No se me ocurrió nada.

Nos volvimos, caminamos hacia nuestros carruajes y ocupamos de nuevo nuestros asientos.

Como una silueta imprecisa tras la luz irregular del carruaje (lo mismo que él veía en mí, sin duda), se sentó, permaneció inmóvil durante un momento y tomó las riendas —igual que hice yo— con una especie de gesto de resignación, mientras arqueaba la espalda y soltaba una mano. Sus movimientos eran lentos, como los de un anciano. Yo lo imité, sintiendo aquella especie de amargura rancia, de pesadez y de fragilidad, que se adueñó de mí con más intensidad que la del frío de las montañas.

Tiró suavemente de las riendas de sus caballos. Yo di la misma orden a los míos, de la misma forma.
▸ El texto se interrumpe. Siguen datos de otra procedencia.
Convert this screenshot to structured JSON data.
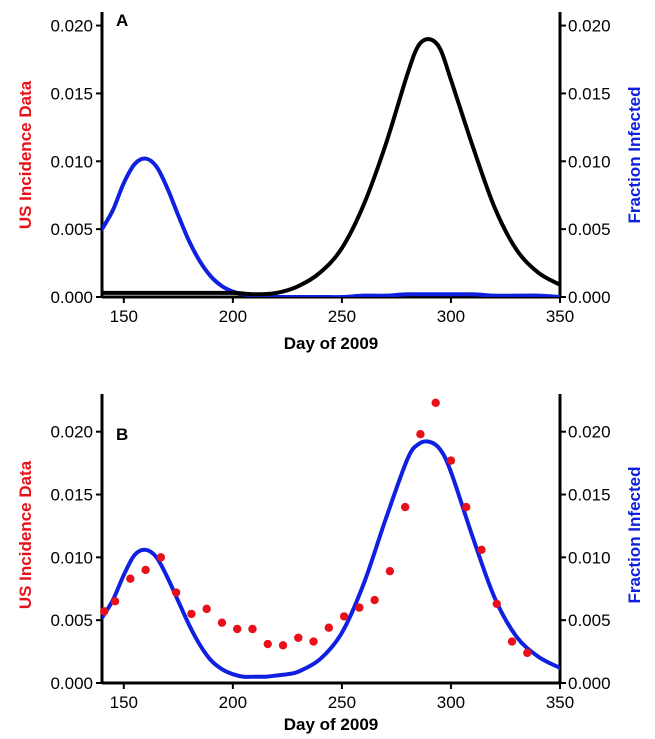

Empezamos a hacer volver nuestros carruajes y a ocupar nuestra parte de la zona de paso, mientras maniobrábamos adelante y atrás y silbábamos a los animales al unísono.

Cuando estemos a la misma altura, decidí, como los barcos en guerra cuando se alinean, sacaré el revólver y dispararé. No hay vuelta atrás. Lo mismo da si me cierra el paso, lo mismo dan sus intenciones. Debo hacerlo. No tengo alternativa.

Maniobramos lentamente con nuestros pesados vehículos hasta situarlos en paralelo. Su carruaje, al igual que el mío, estaba cerrado y bien asegurado con las correas de cuero. Me miró y metió la mano en su abrigo, con una lentitud casi satisfecha, al tiempo que yo recorría el mío en busca del bolsillo interior para coger la pistola con sumo cuidado. ¿Se quitaría el guante? Los dos dudamos un segundo, y luego él se desabrochó el guante, lo mismo que yo. Lo dejó sobre el asiento contiguo, alzó el arma y me apuntó.